Better Muscle Mitochondrial Function Correlates with Slower Brain Aging
https://www.fightaging.org/archives/2025/01/better-muscle-mitochondrial-function-correlates-with-slower-brain-aging/
Mitochondria are the power plants of the cell, producing chemical energy store molecules used to power cell activities. Energy hungry tissues such as muscle and brain are particularly sensitive to differences in mitochondrial function. Here, researchers show in a human study population that better mitochondrial function in muscle tissue correlates with slower aging in many areas of the brain. Interestingly, this relationship occurs regardless of physical fitness, though it is true that any given individual can be expected to achieve better mitochondrial function through attaining a greater degree of physical fitness. Physical fitness is beneficial in many ways, but it is the improvement in mitochondrial function resulting from greater physical fitness that drives the relationship with brain aging noted here, not the fitness per se.
This longitudinal study demonstrates a significant relationship between skeletal muscle mitochondrial oxidative capacity and brain structural changes up to over a decade, emphasizing the strong connection between mitochondrial health and brain aging and neurodegeneration. By investigating two different neuroimaging modalities across multiple brain regions, we identified specific brain regions and connecting tracts that were related to mitochondrial oxidative capacity assessed in the skeletal muscle. These longitudinal findings provide mechanistic insights into the connection between muscle bioenergetics and brain aging and lay a foundation for future research on mitochondrial bioenergetics in the brain.

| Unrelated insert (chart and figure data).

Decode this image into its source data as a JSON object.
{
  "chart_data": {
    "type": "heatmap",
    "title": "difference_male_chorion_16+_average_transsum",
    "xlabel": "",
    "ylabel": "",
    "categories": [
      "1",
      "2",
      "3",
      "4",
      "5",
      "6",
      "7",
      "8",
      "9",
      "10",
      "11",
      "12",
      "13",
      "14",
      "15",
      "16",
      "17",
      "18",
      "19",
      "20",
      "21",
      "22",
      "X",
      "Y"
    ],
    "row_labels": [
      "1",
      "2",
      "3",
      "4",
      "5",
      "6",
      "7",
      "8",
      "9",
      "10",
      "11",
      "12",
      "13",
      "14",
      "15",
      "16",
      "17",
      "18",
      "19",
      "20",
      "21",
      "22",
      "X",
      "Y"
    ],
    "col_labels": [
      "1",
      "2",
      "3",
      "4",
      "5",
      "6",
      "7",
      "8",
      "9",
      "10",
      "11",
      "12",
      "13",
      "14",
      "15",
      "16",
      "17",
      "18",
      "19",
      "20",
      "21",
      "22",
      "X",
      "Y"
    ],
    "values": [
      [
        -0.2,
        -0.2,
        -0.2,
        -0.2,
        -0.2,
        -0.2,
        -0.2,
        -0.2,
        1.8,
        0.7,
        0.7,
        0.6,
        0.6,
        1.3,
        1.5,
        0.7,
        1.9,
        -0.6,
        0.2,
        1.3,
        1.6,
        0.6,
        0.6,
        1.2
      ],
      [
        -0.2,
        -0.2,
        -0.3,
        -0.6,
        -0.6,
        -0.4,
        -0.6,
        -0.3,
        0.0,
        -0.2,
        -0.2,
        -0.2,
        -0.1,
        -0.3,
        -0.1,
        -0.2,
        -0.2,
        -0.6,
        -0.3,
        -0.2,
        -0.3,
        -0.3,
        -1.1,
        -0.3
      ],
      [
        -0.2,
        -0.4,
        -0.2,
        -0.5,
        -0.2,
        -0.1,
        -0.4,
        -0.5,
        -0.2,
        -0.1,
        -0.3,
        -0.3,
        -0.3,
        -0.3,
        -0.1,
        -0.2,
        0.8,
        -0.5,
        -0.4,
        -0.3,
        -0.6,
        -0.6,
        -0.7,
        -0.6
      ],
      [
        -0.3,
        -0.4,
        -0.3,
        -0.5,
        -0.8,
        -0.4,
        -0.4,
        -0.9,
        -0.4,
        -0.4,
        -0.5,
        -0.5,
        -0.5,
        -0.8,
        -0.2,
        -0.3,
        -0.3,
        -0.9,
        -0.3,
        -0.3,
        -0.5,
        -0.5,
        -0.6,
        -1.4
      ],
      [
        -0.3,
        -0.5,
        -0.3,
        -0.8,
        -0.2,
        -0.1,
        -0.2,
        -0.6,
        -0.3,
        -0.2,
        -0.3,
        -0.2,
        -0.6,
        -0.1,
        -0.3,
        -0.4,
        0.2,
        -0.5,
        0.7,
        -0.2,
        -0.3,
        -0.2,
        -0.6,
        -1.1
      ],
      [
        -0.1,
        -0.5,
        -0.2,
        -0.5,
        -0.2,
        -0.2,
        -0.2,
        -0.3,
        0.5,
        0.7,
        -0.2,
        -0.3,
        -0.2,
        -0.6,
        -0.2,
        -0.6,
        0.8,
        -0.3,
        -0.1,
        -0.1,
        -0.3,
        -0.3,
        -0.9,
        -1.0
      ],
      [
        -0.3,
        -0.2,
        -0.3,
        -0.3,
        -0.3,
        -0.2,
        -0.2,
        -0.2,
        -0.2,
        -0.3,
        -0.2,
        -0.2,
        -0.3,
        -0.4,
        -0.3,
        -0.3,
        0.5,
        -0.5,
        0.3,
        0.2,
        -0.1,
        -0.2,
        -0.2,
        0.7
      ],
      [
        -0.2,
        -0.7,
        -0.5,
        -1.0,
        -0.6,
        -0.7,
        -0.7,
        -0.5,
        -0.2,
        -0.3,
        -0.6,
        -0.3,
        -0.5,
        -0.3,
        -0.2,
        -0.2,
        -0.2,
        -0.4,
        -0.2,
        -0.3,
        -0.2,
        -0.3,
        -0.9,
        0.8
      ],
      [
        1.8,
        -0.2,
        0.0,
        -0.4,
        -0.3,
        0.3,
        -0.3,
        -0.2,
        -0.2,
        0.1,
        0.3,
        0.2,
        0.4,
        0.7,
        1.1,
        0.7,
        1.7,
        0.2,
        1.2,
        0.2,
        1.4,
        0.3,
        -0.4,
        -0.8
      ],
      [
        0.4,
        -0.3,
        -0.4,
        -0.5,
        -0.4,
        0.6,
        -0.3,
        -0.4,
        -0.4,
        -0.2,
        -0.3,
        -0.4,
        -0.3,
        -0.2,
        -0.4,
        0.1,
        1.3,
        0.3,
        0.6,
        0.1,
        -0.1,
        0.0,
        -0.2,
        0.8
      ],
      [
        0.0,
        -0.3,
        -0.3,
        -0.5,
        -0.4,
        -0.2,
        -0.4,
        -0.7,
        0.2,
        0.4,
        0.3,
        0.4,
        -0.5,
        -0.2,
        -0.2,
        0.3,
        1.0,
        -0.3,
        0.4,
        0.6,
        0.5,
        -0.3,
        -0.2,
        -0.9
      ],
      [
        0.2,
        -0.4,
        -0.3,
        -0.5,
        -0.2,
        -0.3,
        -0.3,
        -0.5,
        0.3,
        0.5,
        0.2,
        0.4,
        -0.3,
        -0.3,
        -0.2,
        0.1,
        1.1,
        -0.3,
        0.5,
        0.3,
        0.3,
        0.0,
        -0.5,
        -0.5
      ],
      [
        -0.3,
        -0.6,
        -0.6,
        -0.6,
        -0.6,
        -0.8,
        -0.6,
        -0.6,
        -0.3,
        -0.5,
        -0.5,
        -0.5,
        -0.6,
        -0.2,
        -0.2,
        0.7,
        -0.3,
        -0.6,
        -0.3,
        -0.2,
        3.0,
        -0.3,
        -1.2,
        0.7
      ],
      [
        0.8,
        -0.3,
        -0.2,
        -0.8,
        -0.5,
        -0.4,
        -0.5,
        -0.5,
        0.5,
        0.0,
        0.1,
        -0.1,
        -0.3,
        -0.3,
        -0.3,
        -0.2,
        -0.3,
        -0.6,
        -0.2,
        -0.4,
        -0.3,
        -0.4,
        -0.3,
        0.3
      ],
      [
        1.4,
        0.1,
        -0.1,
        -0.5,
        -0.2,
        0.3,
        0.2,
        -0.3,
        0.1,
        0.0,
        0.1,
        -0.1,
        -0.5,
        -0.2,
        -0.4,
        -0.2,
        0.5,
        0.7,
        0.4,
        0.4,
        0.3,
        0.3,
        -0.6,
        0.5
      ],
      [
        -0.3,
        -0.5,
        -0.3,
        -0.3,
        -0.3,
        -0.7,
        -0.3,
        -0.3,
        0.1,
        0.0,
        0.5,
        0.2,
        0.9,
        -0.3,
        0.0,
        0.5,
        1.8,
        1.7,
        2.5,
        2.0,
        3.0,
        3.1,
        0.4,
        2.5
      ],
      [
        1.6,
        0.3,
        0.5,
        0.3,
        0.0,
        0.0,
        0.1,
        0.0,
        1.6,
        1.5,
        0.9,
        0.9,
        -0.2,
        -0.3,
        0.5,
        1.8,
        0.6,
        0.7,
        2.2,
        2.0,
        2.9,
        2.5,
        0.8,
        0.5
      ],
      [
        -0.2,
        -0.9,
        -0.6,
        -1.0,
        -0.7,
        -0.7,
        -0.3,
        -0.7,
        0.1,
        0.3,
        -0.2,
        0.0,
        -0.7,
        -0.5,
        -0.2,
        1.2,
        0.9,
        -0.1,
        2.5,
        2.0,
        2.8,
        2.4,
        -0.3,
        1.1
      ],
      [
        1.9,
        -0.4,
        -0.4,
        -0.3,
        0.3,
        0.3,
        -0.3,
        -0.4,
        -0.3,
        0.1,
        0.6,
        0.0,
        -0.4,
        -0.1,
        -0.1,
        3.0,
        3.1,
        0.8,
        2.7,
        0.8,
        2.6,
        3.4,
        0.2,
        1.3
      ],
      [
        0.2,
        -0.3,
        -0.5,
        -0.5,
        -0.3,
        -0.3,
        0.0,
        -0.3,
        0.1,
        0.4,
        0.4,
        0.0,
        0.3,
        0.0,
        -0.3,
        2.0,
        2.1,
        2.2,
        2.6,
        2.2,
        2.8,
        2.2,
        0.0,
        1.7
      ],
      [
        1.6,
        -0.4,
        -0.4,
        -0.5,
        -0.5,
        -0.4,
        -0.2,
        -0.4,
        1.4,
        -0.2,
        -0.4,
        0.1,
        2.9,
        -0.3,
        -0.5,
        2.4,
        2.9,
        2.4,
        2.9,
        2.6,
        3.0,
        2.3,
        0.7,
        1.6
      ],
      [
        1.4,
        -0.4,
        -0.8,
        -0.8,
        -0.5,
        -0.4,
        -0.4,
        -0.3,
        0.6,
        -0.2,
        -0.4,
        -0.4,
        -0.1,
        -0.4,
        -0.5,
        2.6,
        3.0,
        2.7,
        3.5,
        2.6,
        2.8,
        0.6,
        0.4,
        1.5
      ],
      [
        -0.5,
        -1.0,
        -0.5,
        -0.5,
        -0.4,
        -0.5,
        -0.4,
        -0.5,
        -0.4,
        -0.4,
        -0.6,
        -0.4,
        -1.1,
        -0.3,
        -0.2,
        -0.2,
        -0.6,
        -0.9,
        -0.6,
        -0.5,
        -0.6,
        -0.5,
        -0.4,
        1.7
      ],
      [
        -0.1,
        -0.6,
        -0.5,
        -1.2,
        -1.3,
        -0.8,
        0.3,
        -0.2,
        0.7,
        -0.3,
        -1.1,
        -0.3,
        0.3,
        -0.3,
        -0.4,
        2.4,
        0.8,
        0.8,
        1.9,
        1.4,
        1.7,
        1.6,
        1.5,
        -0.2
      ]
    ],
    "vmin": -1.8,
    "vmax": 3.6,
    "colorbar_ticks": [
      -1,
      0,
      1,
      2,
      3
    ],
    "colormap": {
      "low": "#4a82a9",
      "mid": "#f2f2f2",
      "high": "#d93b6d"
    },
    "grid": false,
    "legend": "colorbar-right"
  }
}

One potential mechanism is that muscle mitochondrial function indicates general mitochondrial health and that muscle mitochondria can be considered a proxy measure of mitochondrial health across multiple tissues, including the brain. Another possibility is that the measure of oxidative capacity captures general muscle health and that positive signaling through soluble molecules and/or microvesicles may act in neurotrophic signaling that promotes brain health. While skeletal muscle oxidative capacity is related to fitness, the longitudinal associations between skeletal muscle oxidative capacity and brain atrophy were independent of concurrent fitness levels. Longitudinal associations with microstructural change persisted after accounting for the fitness measure of 400-meter walk time but were attenuated after adjusting for VO2 max. This attenuation is not surprising as fitness and vascular factors are strongly associated with white matter microstructure.
Because of the observational nature of this study, the detected longitudinal associations may shed light on but do not prove a causal relationship. In addition, we cannot exclude that higher skeletal muscle oxidative capacity reflects in part the lifetime history of exercise and physical activity which may affect several aspects of brain health but may not be fully captured by the assessment of current fitness levels.